According to the Swedish Companies Act, the general meeting is a company’s highest decision-making body.
The general meeting may resolve upon every issue for the company, which is not specifically reserved for another company body’s exclusive competence. At the annual general meeting, which shall be held within six months from the end of the financial year, shareholders exercise their voting rights on issues, such as adoption of income statements and balance sheets, appropriation of the company’s profits or losses, discharge of liability for the board of directors and the CEO for the financial year, the appointment of members of the board of directors and auditor, and remuneration for the board of directors and the auditor.
Besides the annual general meeting, extraordinary general meetings may be convened. In accordance with the Company’s articles of association, all general meetings shall be convened through announcements in the Swedish Official Gazette (Sw. Post- och Inrikes Tidningar) and by posting the notice to the meeting on the Company’s website. An announcement shall simultaneously be placed in Svenska Dagbladet with information that the meeting has been convened.

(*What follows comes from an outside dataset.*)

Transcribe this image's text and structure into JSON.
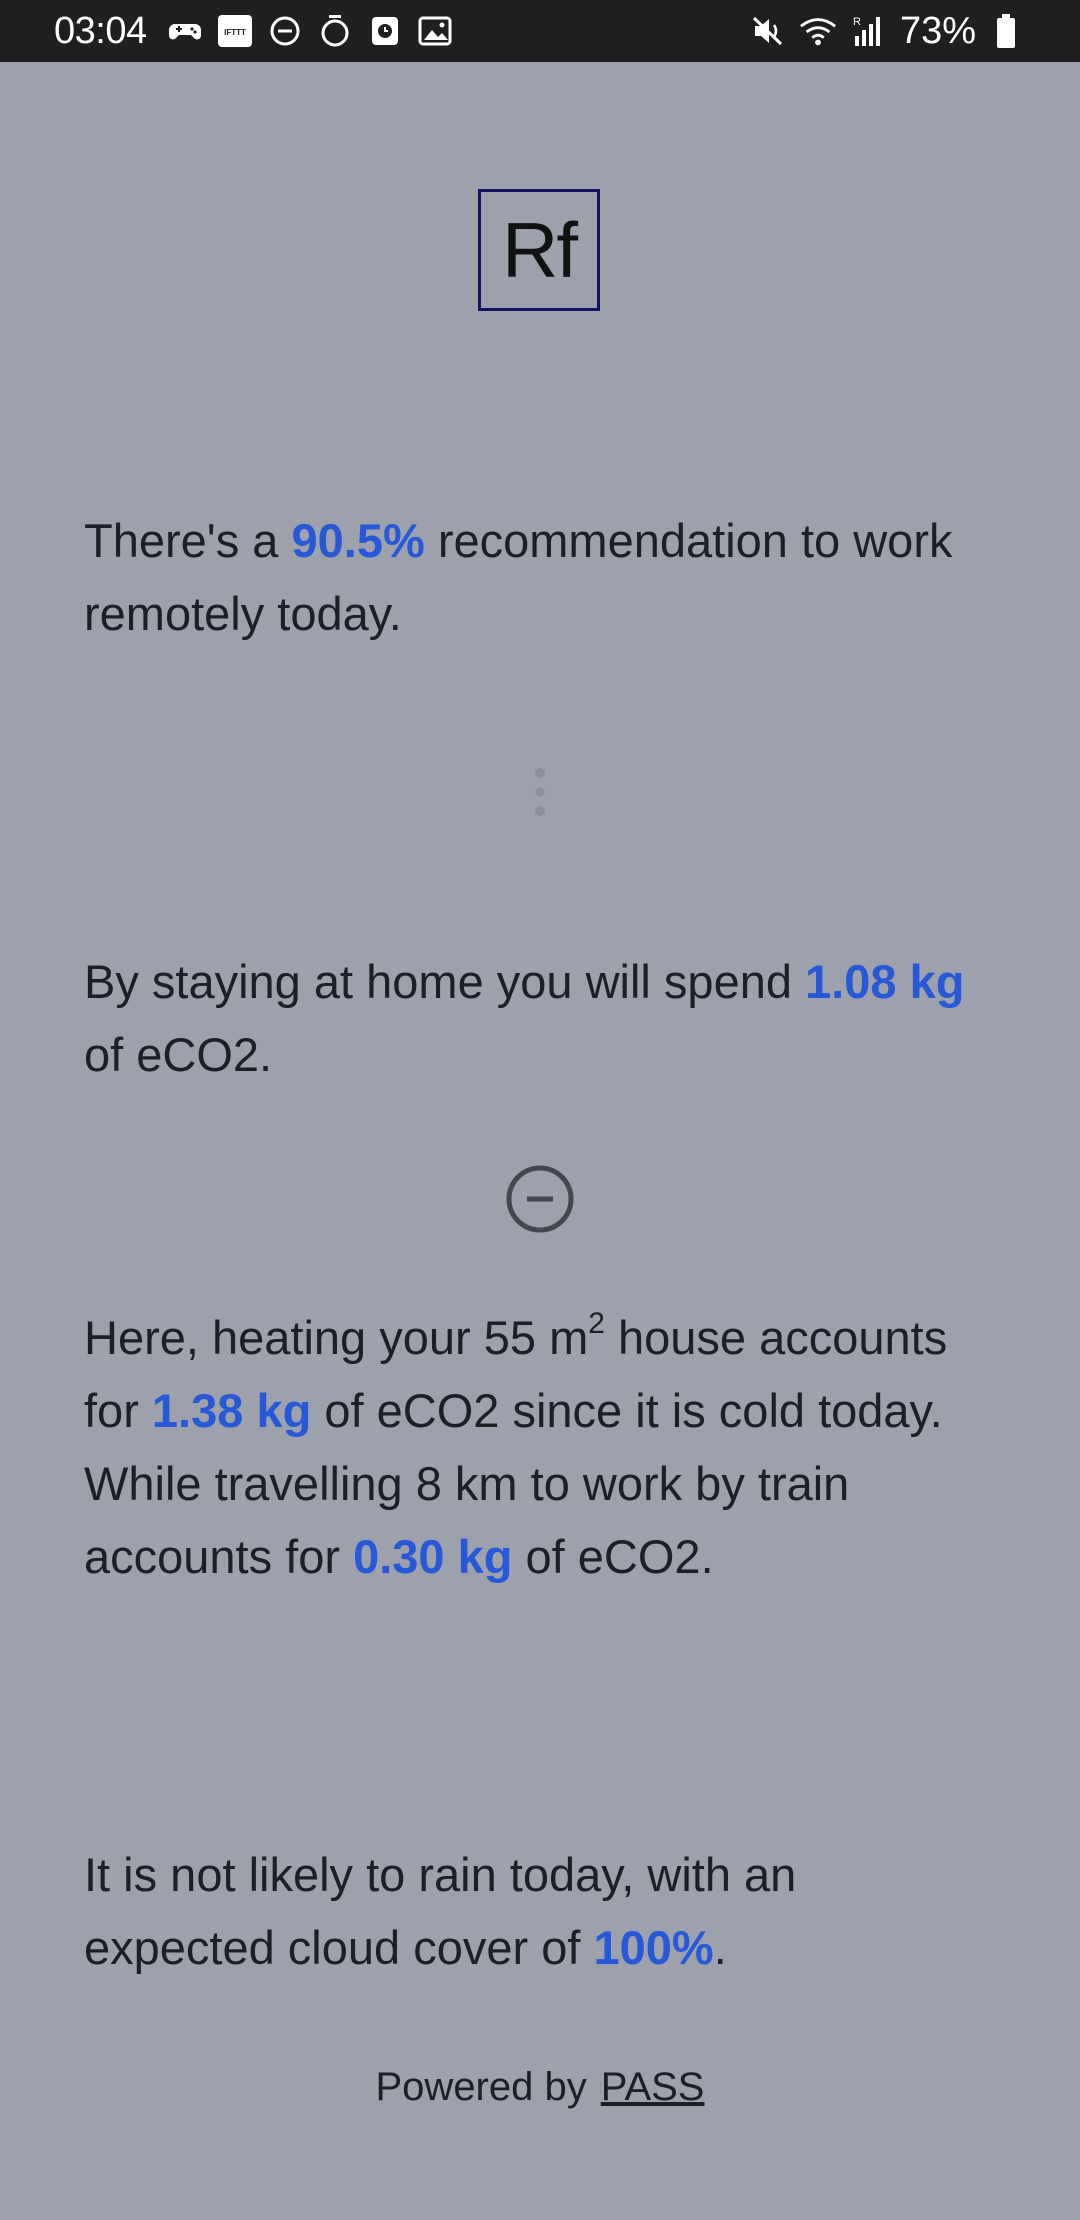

All shareholders who are directly registered in the share register kept by Euroclear Sweden AB (“Euroclear”), five weekdays prior to the general meeting, and who has notified the Company of their intention to attend the general meeting at the latest by the date specified in the notice convening the meeting, shall be entitled to attend the general meeting and vote according to the number of shares they hold. Shareholders may attend general meetings in person or through a proxy, and may also be accompanied by not more than two assistants.

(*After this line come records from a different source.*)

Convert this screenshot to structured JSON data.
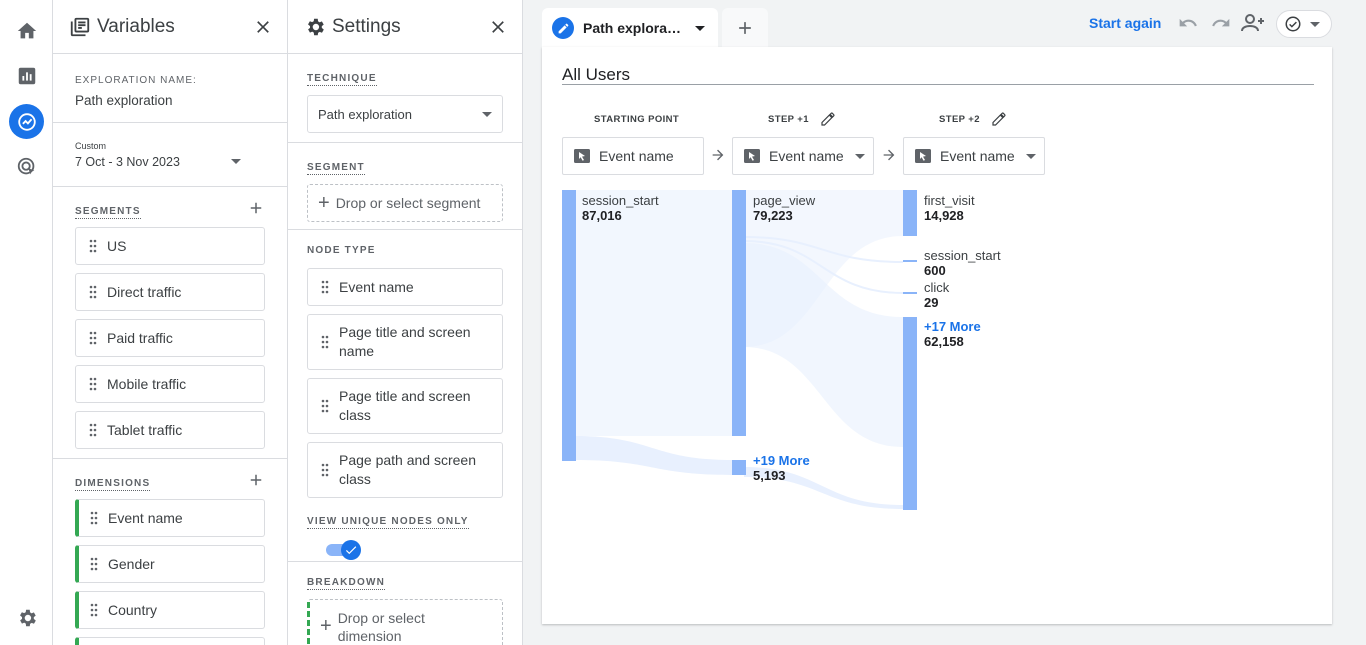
{
  "rail": {
    "items": [
      {
        "icon": "home-icon"
      },
      {
        "icon": "reports-icon"
      },
      {
        "icon": "explore-icon",
        "active": true
      },
      {
        "icon": "advertising-icon"
      }
    ],
    "settings_icon": "gear-icon"
  },
  "variables": {
    "title": "Variables",
    "exploration_name_label": "EXPLORATION NAME:",
    "exploration_name": "Path exploration",
    "date_range_label": "Custom",
    "date_range": "7 Oct - 3 Nov 2023",
    "segments_label": "SEGMENTS",
    "segments": [
      "US",
      "Direct traffic",
      "Paid traffic",
      "Mobile traffic",
      "Tablet traffic"
    ],
    "dimensions_label": "DIMENSIONS",
    "dimensions": [
      "Event name",
      "Gender",
      "Country"
    ]
  },
  "settings": {
    "title": "Settings",
    "technique_label": "TECHNIQUE",
    "technique": "Path exploration",
    "segment_label": "SEGMENT",
    "segment_placeholder": "Drop or select segment",
    "node_type_label": "NODE TYPE",
    "node_types": [
      "Event name",
      "Page title and screen name",
      "Page title and screen class",
      "Page path and screen class"
    ],
    "unique_nodes_label": "VIEW UNIQUE NODES ONLY",
    "unique_nodes_on": true,
    "breakdown_label": "BREAKDOWN",
    "breakdown_placeholder": "Drop or select dimension"
  },
  "toolbar": {
    "tab_title": "Path exploration",
    "start_again": "Start again"
  },
  "canvas": {
    "segment_title": "All Users",
    "steps": [
      {
        "label": "STARTING POINT",
        "node": "Event name"
      },
      {
        "label": "STEP +1",
        "node": "Event name"
      },
      {
        "label": "STEP +2",
        "node": "Event name"
      }
    ],
    "nodes": {
      "s0_session_start": {
        "name": "session_start",
        "value": "87,016"
      },
      "s1_page_view": {
        "name": "page_view",
        "value": "79,223"
      },
      "s1_more": {
        "name": "+19 More",
        "value": "5,193"
      },
      "s2_first_visit": {
        "name": "first_visit",
        "value": "14,928"
      },
      "s2_session_start": {
        "name": "session_start",
        "value": "600"
      },
      "s2_click": {
        "name": "click",
        "value": "29"
      },
      "s2_more": {
        "name": "+17 More",
        "value": "62,158"
      }
    }
  },
  "colors": {
    "accent": "#1a73e8",
    "node": "#8ab4f8",
    "dimension": "#34a853"
  }
}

One share on company gives right to one vote at the general meeting given that notice was given according the process described above.
Shareholders who wish to have a matter discussed at the general meeting must submit a written request in that regard to the board of directors. Requests must normally be received by the board of directors at least seven weeks prior to the general meeting.
The annual general meeting held on 15 November 2017 resolved to adopt an instruction for the nomination committee. According to the instruction for the nomination committee, the main rule is that the nomination committee shall consist of five members, whereof four members are appointed by the four largest shareholders in the Company as of the last banking day in April the financial year before the annual general meeting, and one is the chairman of the board of directors. The instruction for the nomination committee complies with the Code with respect to the appointment of committee members. The members of the nomination committee shall be announced not later than six months prior to the annual general meeting.